AppleInsider is supported by its audience and may earn commission as an Amazon Associate and affiliate partner on qualifying purchases. These affiliate partnerships do not influence our editorial content.
Apple's widely-rumored decision to equip a 10th-anniversary iPhone with OLED could add approximately $50 million to incremental costs in the March quarter, eating slightly into profit margins, according to an analyst.
Gross margin will likely remain flat quarter-to-quarter at 38.8 percent, but this is a potential "pinch point," Cowen & Company's Timothy Arcuri said in an investor memo obtained by AppleInsider. OLED offers a number of advantages over LCD — such as flexibility and lower power consumption — but is often more expensive, not the least because relatively few suppliers are equipped to manufacture it on the scale a company like Apple needs.
Indeed some reports have suggested that Samsung could be Apple's exclusive supplier, possibly of 5.8-inch "fixed flex" screens. The Korean company has been an early pioneer of curved OLED, using it on the Edge models of its own Galaxy S6 and S7 phones, as well as the defunct Galaxy Note 7.
For Apple's December-quarter results — due to be announced on Tuesday — Arcuri is anticipating 76 million in iPhone shipments, a number roughly flat year-over-year, but with possible upside to revenue thanks to a large share of the more expensive 7 Plus, estimated to account for 23.5 million units versus the regular iPhone 7's 35 million. Only about 8 million iPhone SE units are thought to have been shipped.
In terms of other product lines, the analyst is predicting 13.5 million iPads, and 5.4 million Apple Watches.
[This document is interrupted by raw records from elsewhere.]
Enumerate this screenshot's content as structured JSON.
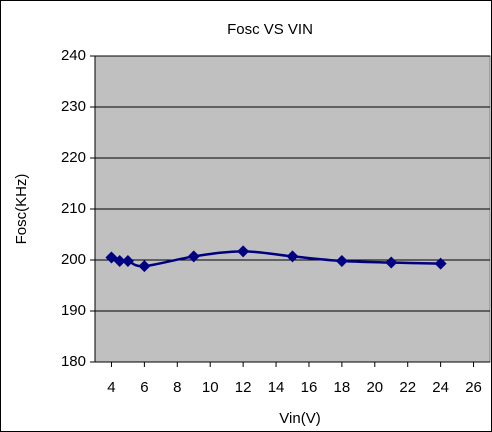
{
  "chart_data": {
    "type": "line",
    "title": "Fosc VS VIN",
    "x_label": "Vin(V)",
    "y_label": "Fosc(KHz)",
    "series": [
      {
        "name": "Fosc",
        "color": "#000080",
        "x": [
          4,
          4.5,
          5,
          6,
          9,
          12,
          15,
          18,
          21,
          24
        ],
        "values": [
          200.5,
          199.8,
          199.8,
          198.8,
          200.7,
          201.7,
          200.7,
          199.8,
          199.5,
          199.3
        ]
      }
    ],
    "xlim": [
      3,
      27
    ],
    "xticks": [
      4,
      6,
      8,
      10,
      12,
      14,
      16,
      18,
      20,
      22,
      24,
      26
    ],
    "ylim": [
      180,
      240
    ],
    "yticks": [
      180,
      190,
      200,
      210,
      220,
      230,
      240
    ],
    "grid": true,
    "plot_background": "#c0c0c0"
  }
}
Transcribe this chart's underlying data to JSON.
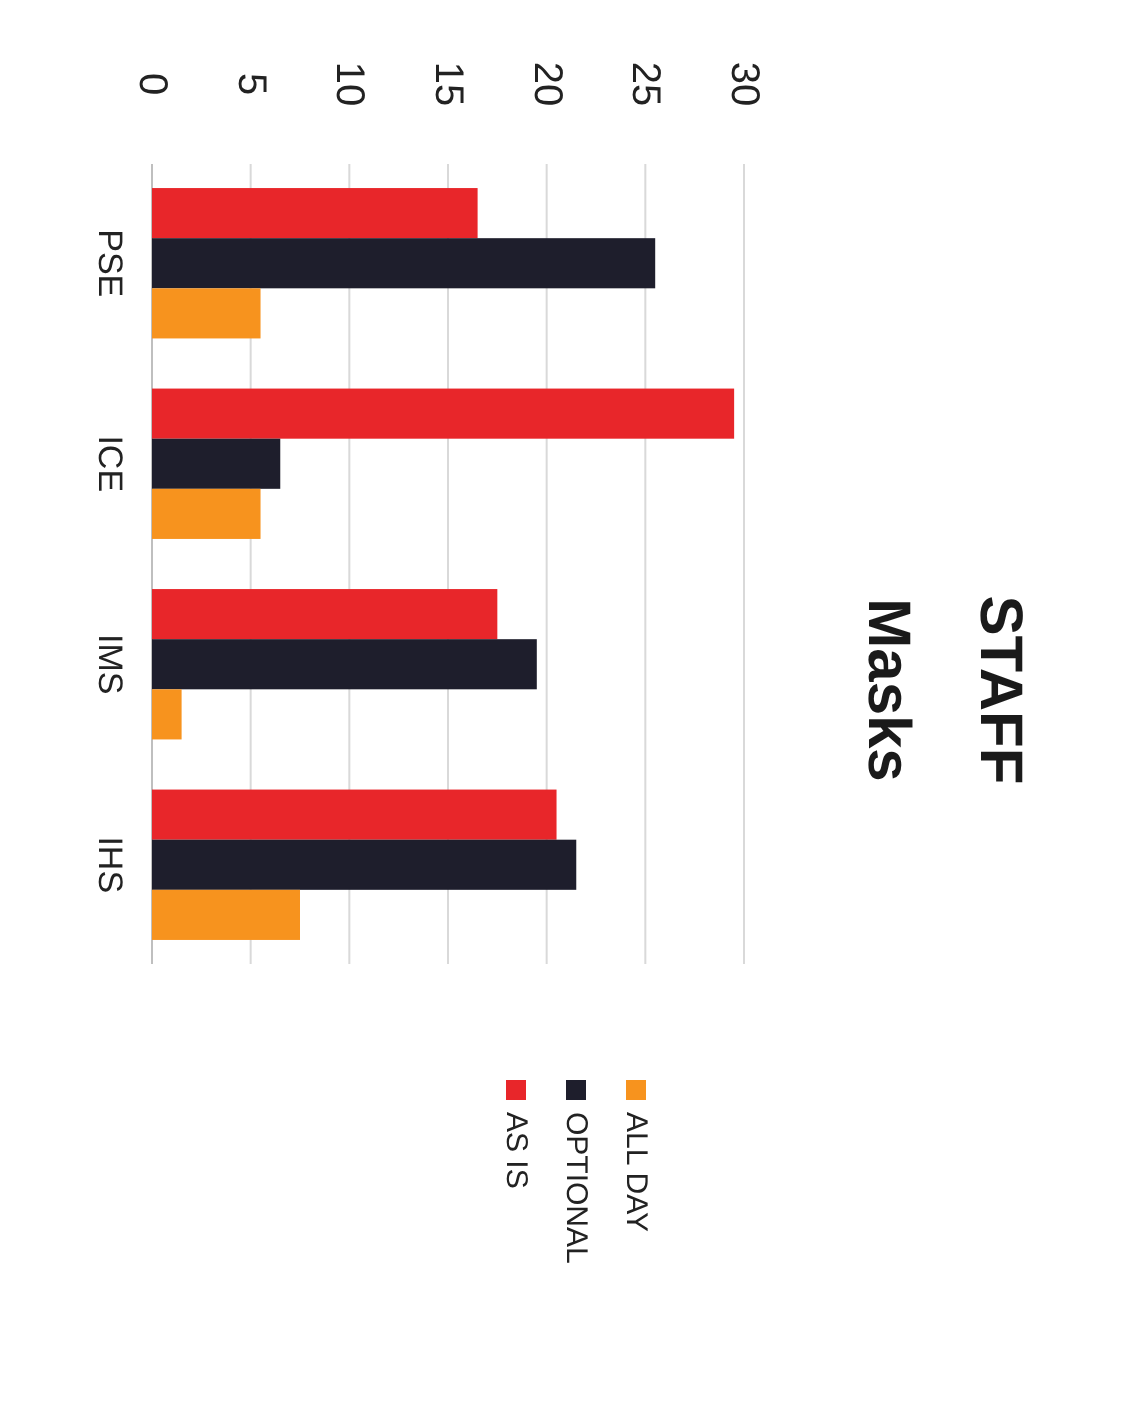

He suggested that Apple could have positive things to say about Watch Series 2 sales, and might even finally decide to break out the Watch from other results, giving official quarterly numbers.
Arcuri's March-quarter forecast includes 50.5 million iPhones, 10 million iPads, and 2.5 million Watches, as well as Apple resuming year-over-year growth ahead of the "iPhone X" launch. Apple saw its first revenue decline in 15 years during 2016, often linked to weak sales of the iPhone 6s versus the iPhone 6, which was Apple's first phone with a bigger screen sized more like rival Android devices.